Incentivo à preservação de florestas sofre rejeição

Notícias - Direito Ambiental - Quinta-feira, 6 de Outubro de 2005

A Comissão de Agricultura, Pecuária, Abastecimento e Desenvolvimento Rural rejeitou ontem o Projeto de Lei 623/99, do deputado Ricardo Izar (PPB-SP), que disciplina o uso e o consumo dos produtos originados de atividades florestais. A proposta garante incentivos - como fornecimento de mudas, assistência técnica e apoio técnico-educativo - aos estabelecimentos que preservarem a cobertura florestal.

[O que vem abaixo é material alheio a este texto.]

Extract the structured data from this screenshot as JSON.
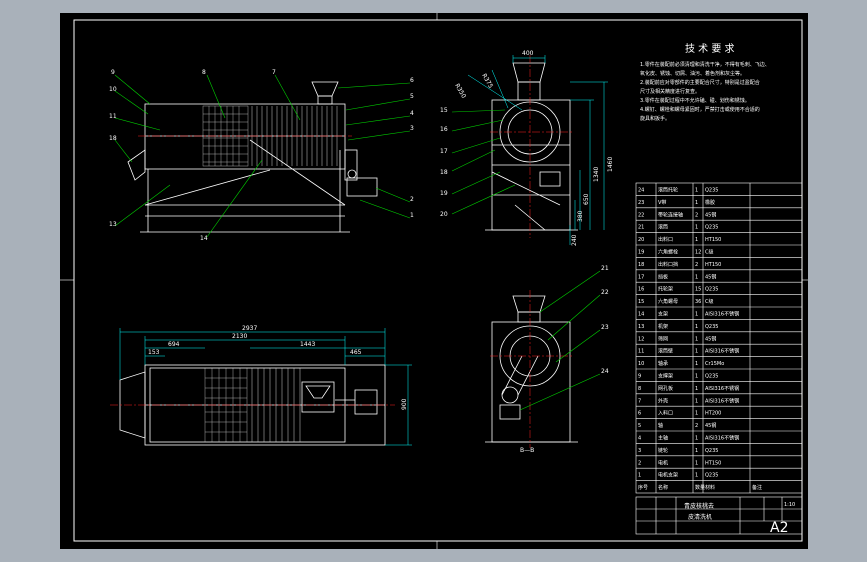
{
  "colors": {
    "background": "#a9b1ba",
    "sheet": "#000000",
    "line": "#ffffff",
    "callout": "#00d000",
    "dimension": "#00ffff",
    "center": "#ff2020",
    "accent": "#ffff00",
    "mesh": "#ff60ff"
  },
  "front_view_callouts": [
    "9",
    "10",
    "11",
    "18",
    "13",
    "8",
    "14",
    "7",
    "6",
    "5",
    "4",
    "3",
    "2",
    "1"
  ],
  "side_view_callouts": [
    "15",
    "16",
    "17",
    "18",
    "19",
    "20"
  ],
  "side_view_dims": {
    "top_width": "400",
    "radius_1": "R350",
    "radius_2": "R375",
    "h1": "1460",
    "h2": "1340",
    "h3": "650",
    "h4": "380",
    "h5": "240"
  },
  "end_view_callouts": [
    "21",
    "22",
    "23",
    "24"
  ],
  "end_view_caption": "B—B",
  "plan_dims": {
    "overall": "2937",
    "d1": "2130",
    "d2": "694",
    "d3": "1443",
    "d4": "153",
    "d5": "465",
    "height": "900"
  },
  "tech_req": {
    "heading": "技 术 要 求",
    "lines": [
      "1.零件在装配前必须清理和清洗干净，不得有毛刺、飞边、",
      "   氧化皮、锈蚀、切屑、油污、着色剂和灰尘等。",
      "2.装配前应对零部件的主要配合尺寸，特别是过盈配合",
      "   尺寸及相关精度进行复查。",
      "3.零件在装配过程中不允许磕、碰、划伤和锈蚀。",
      "4.螺钉、螺栓和螺母紧固时，严禁打击或使用不合适的",
      "   旋具和扳手。"
    ]
  },
  "bom": [
    {
      "no": "24",
      "name": "滚筒托轮",
      "qty": "1",
      "mat": "Q235",
      "note": ""
    },
    {
      "no": "23",
      "name": "V带",
      "qty": "1",
      "mat": "橡胶",
      "note": ""
    },
    {
      "no": "22",
      "name": "带轮连接轴",
      "qty": "2",
      "mat": "45钢",
      "note": ""
    },
    {
      "no": "21",
      "name": "滚筒",
      "qty": "1",
      "mat": "Q235",
      "note": ""
    },
    {
      "no": "20",
      "name": "出料口",
      "qty": "1",
      "mat": "HT150",
      "note": ""
    },
    {
      "no": "19",
      "name": "六角螺栓",
      "qty": "12",
      "mat": "C级",
      "note": ""
    },
    {
      "no": "18",
      "name": "出料口挡",
      "qty": "2",
      "mat": "HT150",
      "note": ""
    },
    {
      "no": "17",
      "name": "挡板",
      "qty": "1",
      "mat": "45钢",
      "note": ""
    },
    {
      "no": "16",
      "name": "托轮架",
      "qty": "15",
      "mat": "Q235",
      "note": ""
    },
    {
      "no": "15",
      "name": "六角螺母",
      "qty": "36",
      "mat": "C级",
      "note": ""
    },
    {
      "no": "14",
      "name": "支架",
      "qty": "1",
      "mat": "AISI316不锈钢",
      "note": ""
    },
    {
      "no": "13",
      "name": "机架",
      "qty": "1",
      "mat": "Q235",
      "note": ""
    },
    {
      "no": "12",
      "name": "筛网",
      "qty": "1",
      "mat": "45钢",
      "note": ""
    },
    {
      "no": "11",
      "name": "滚筒壁",
      "qty": "1",
      "mat": "AISI316不锈钢",
      "note": ""
    },
    {
      "no": "10",
      "name": "轴承",
      "qty": "1",
      "mat": "Cr15Mo",
      "note": ""
    },
    {
      "no": "9",
      "name": "支撑架",
      "qty": "1",
      "mat": "Q235",
      "note": ""
    },
    {
      "no": "8",
      "name": "网孔板",
      "qty": "1",
      "mat": "AISI316不锈钢",
      "note": ""
    },
    {
      "no": "7",
      "name": "外壳",
      "qty": "1",
      "mat": "AISI316不锈钢",
      "note": ""
    },
    {
      "no": "6",
      "name": "入料口",
      "qty": "1",
      "mat": "HT200",
      "note": ""
    },
    {
      "no": "5",
      "name": "轴",
      "qty": "2",
      "mat": "45钢",
      "note": ""
    },
    {
      "no": "4",
      "name": "主轴",
      "qty": "1",
      "mat": "AISI316不锈钢",
      "note": ""
    },
    {
      "no": "3",
      "name": "链轮",
      "qty": "1",
      "mat": "Q235",
      "note": ""
    },
    {
      "no": "2",
      "name": "电机",
      "qty": "1",
      "mat": "HT150",
      "note": ""
    },
    {
      "no": "1",
      "name": "电机支架",
      "qty": "1",
      "mat": "Q235",
      "note": ""
    }
  ],
  "bom_header": {
    "no": "序号",
    "name": "名称",
    "qty": "数量",
    "mat": "材料",
    "note": "备注"
  },
  "title_block": {
    "title_line1": "青皮核桃去",
    "title_line2": "皮清洗机",
    "sheet_size": "A2",
    "scale": "1:10"
  }
}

O objetivo é assegurar a manutenção da qualidade de vida e do equilíbrio ecológico, e a preservação do patrimônio genético nacional.

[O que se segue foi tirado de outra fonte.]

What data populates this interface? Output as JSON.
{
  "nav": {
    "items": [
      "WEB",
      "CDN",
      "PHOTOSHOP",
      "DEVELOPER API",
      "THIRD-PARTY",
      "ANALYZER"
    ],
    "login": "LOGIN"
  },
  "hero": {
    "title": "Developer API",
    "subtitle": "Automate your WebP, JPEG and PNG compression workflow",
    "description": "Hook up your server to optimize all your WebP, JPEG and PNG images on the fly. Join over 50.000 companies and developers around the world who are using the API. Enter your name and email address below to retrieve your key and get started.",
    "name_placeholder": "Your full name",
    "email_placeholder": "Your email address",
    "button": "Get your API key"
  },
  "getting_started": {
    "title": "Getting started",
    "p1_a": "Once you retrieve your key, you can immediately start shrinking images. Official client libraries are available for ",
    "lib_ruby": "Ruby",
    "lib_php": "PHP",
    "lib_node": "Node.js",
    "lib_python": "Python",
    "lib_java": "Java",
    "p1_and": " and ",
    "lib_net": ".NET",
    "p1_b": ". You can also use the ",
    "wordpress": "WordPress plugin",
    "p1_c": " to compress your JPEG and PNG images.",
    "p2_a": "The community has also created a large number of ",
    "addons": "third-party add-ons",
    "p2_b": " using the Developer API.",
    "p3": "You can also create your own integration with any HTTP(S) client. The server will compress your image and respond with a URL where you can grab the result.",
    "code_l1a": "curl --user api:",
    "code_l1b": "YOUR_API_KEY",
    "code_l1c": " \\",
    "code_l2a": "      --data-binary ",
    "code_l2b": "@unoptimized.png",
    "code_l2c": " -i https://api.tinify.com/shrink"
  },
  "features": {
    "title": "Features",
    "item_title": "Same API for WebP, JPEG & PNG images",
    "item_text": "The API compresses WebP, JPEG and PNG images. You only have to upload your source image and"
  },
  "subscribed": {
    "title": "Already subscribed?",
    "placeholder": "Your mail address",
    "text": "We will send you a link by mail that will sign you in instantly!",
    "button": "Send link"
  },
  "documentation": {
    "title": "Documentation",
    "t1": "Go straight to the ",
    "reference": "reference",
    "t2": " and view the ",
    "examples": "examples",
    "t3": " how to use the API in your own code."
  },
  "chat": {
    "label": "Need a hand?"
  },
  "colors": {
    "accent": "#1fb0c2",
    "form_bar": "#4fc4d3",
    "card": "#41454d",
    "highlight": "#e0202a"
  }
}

O relator da matéria, deputado Anivaldo Vale (PSDB-PA), recomendou a rejeição por entender que as mudanças previstas no projeto já estão contempladas em medida provisória que modifica o Código Florestal. Ele afirmou ainda que a proposta impõe obrigações e custos que os proprietários e produtores rurais teriam dificuldades em atender, devido à inexistência de recursos e a outras dificuldades enfrentadas pelo setor. "A concretização dos objetivos estipulados no projeto exigiria estrutura administrativa adequada, além da alocação de vultosos recursos orçamentários. Com isso, provocaria aumento de despesas no orçamento, esbarrando em dispositivos difíceis de serem transpostos no âmbito da Lei de Responsabilidade Fiscal", alerta o relator.

O projeto, que tramita em caráter conclusivo, ainda será analisado pelas comissões de Defesa do Consumidor; de Finanças e Tributação; e de Constituição e Justiça e de Cidadania.